French wine is produced all throughout France, in quantities between 50 and 60 million hectolitres per year, or 7–8 billion bottles. France is one of the largest wine producers in the world, along with Italian, Spanish, and American wine-producing regions. French wine traces its history to the 6th century BC, with many of France's regions dating their wine-making history to Roman times. The wines produced range from expensive wines sold internationally to modest wines usually only seen within France such as the Margnat wines were during the post war period.
Two concepts central to the better French wines are the notion of terroir, which links the style of the wines to the locations where the grapes are grown and the wine is made and the Appellation d'origine contrôlée (AOC) system, replaced by the Appellation d'Origine Protégée (AOP) system in 2012. Appellation rules closely define which grape varieties and winemaking practices are approved for classification in each of France's several hundred geographically defined appellations, which can cover regions, villages or vineyards.
France is the source of many grape varieties (such as Cabernet Sauvignon, Chardonnay, Pinot noir, Sauvignon blanc, Syrah) that are now planted throughout the world, as well as wine-making practices and styles of wine that have been adopted in other producing countries.
French wine originated in the 6th century BC, with the colonization of Southern Gaul by Greek settlers. Viticulture soon flourished with the founding of the Greek colony of Marseille. Wine has been around for thousands of years in the countries on the Mediterranean but France has made it a part of their civilization and has considered wine-making as an art for over two thousand years. The Gauls knew how to cultivate the vine and how to prune it. Pruning creates an important distinction in the difference between wild vines and wine producing grapes. Before long, the wines produced in Gaul were popular all around the world.

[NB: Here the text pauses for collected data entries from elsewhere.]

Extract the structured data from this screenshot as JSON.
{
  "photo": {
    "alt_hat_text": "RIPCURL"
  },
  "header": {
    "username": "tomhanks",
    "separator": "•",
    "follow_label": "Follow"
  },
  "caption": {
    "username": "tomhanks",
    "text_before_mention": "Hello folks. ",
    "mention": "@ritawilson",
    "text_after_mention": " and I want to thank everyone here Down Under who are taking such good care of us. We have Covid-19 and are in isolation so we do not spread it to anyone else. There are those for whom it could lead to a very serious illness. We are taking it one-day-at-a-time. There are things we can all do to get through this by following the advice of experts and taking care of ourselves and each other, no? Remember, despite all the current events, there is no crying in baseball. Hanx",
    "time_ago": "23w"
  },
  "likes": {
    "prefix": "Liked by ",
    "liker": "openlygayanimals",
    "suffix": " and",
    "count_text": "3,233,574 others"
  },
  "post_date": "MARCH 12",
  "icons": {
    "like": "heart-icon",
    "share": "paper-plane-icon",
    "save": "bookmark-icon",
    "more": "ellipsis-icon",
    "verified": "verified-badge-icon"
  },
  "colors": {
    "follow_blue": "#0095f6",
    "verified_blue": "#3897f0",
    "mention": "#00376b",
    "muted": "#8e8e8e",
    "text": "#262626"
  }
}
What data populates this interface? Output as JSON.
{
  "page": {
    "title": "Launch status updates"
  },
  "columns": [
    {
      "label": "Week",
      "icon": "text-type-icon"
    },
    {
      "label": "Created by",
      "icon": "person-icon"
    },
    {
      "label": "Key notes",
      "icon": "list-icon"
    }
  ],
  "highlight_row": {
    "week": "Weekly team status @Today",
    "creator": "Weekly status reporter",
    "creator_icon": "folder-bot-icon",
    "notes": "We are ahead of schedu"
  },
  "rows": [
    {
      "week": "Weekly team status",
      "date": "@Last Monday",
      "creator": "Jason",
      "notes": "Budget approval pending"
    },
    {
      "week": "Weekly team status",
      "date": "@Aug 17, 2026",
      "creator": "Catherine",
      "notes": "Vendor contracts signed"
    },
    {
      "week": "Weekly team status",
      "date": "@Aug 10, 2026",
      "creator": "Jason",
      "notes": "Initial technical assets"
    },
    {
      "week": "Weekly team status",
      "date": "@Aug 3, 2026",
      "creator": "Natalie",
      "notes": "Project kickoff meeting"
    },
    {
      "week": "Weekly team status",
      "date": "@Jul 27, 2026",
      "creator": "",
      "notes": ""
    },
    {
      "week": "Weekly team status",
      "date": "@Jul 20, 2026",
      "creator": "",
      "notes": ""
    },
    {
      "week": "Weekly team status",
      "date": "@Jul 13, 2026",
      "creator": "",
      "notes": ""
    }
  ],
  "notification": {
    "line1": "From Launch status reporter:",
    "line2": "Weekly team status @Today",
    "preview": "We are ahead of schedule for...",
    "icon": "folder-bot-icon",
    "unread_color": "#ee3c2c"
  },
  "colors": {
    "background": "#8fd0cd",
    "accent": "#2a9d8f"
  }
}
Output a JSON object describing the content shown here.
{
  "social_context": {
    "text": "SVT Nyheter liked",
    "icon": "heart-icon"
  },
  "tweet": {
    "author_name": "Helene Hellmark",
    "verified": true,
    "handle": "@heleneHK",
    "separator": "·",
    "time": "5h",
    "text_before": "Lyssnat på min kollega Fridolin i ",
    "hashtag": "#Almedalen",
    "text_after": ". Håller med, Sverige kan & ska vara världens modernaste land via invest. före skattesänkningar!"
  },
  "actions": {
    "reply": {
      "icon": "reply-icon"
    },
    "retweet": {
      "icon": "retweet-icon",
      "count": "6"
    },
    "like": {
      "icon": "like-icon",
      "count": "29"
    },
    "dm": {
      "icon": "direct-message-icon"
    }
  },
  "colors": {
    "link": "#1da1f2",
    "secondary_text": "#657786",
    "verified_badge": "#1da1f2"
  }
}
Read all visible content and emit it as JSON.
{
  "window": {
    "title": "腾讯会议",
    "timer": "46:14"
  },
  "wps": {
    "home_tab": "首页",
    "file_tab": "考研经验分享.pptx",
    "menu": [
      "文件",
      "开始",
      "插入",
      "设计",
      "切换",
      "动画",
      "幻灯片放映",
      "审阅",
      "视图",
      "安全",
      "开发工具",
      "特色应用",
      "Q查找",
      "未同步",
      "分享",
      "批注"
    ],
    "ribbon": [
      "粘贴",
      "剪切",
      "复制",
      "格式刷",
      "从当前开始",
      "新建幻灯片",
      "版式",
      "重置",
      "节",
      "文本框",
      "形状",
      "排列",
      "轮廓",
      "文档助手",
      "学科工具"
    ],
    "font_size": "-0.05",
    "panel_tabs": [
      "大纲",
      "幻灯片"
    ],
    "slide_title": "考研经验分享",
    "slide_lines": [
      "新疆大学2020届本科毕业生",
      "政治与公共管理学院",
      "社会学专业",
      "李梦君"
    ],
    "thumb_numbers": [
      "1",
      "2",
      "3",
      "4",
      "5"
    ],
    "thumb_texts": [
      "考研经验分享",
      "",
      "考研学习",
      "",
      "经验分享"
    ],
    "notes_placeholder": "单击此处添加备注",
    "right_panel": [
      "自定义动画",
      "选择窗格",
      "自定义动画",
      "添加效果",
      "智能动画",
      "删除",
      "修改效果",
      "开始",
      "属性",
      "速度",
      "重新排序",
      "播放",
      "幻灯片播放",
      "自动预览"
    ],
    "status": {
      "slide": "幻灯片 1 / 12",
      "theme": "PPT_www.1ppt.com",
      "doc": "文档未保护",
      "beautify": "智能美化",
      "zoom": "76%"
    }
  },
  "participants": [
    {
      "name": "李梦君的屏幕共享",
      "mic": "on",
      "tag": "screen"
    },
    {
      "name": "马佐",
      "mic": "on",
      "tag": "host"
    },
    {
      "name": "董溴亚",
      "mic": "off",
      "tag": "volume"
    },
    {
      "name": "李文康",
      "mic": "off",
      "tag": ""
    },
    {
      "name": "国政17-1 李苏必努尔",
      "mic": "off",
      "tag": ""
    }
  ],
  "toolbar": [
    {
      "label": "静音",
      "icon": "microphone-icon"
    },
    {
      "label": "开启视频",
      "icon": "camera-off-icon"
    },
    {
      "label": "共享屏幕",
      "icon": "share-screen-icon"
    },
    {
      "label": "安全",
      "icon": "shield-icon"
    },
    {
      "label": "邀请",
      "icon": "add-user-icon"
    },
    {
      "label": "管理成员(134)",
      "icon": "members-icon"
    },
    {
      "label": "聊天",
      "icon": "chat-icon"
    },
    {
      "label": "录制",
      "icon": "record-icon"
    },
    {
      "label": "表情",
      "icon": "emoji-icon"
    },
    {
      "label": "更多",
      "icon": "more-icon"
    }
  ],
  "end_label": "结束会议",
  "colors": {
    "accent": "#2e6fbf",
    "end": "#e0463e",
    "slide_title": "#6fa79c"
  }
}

The Roman Empire licensed regions in the south to produce wines. St. Martin of Tours (316–397) spread Christianity and planting vineyards. During the Middle Ages, monks maintained vineyards and, more importantly, conserved wine-making knowledge and skills during that often turbulent period. Monasteries had the resources, security and inventiveness to produce a steady supply of wine for Mass and profit. The best vineyards were owned by the monasteries and their wine was considered to be superior. The nobility developed extensive vineyards but the French Revolution led to the confiscation of many vineyards.
The advance of the French wine industry stopped abruptly as first Mildew and then Phylloxera spread throughout the country and the rest of Europe, leaving vineyards desolate. Then came an economic downturn in Europe followed by two world wars and the French wine industry was depressed for decades. Competition threatened French brands such as Champagne and Bordeaux. This resulted in the establishment in 1935 of the Appellation d'origine contrôlée to protect French interests. Large investments, the economic revival after World War II and a new generation of Vignerons yielded results in the 1970s and the following decades, creating the modern French wine industry.
All common styles of wine – red, rosé, white (dry, semi-sweet and sweet), sparkling and fortified – are produced in France. In most of these styles, the French production ranges from simple versions to some of the world's most famous and expensive examples.
In many respects, French wines have more of a regional than a national identity, as evidenced by different grape varieties, production methods and different classification systems in the various regions.
If there is one thing that most French wines have in common, it is that most styles have developed as wines meant to accompany food, be it a quick baguette, a simple bistro meal, or a full-fledged multi-course menu. However, they can also be very good "bar wines" for drinking on their own.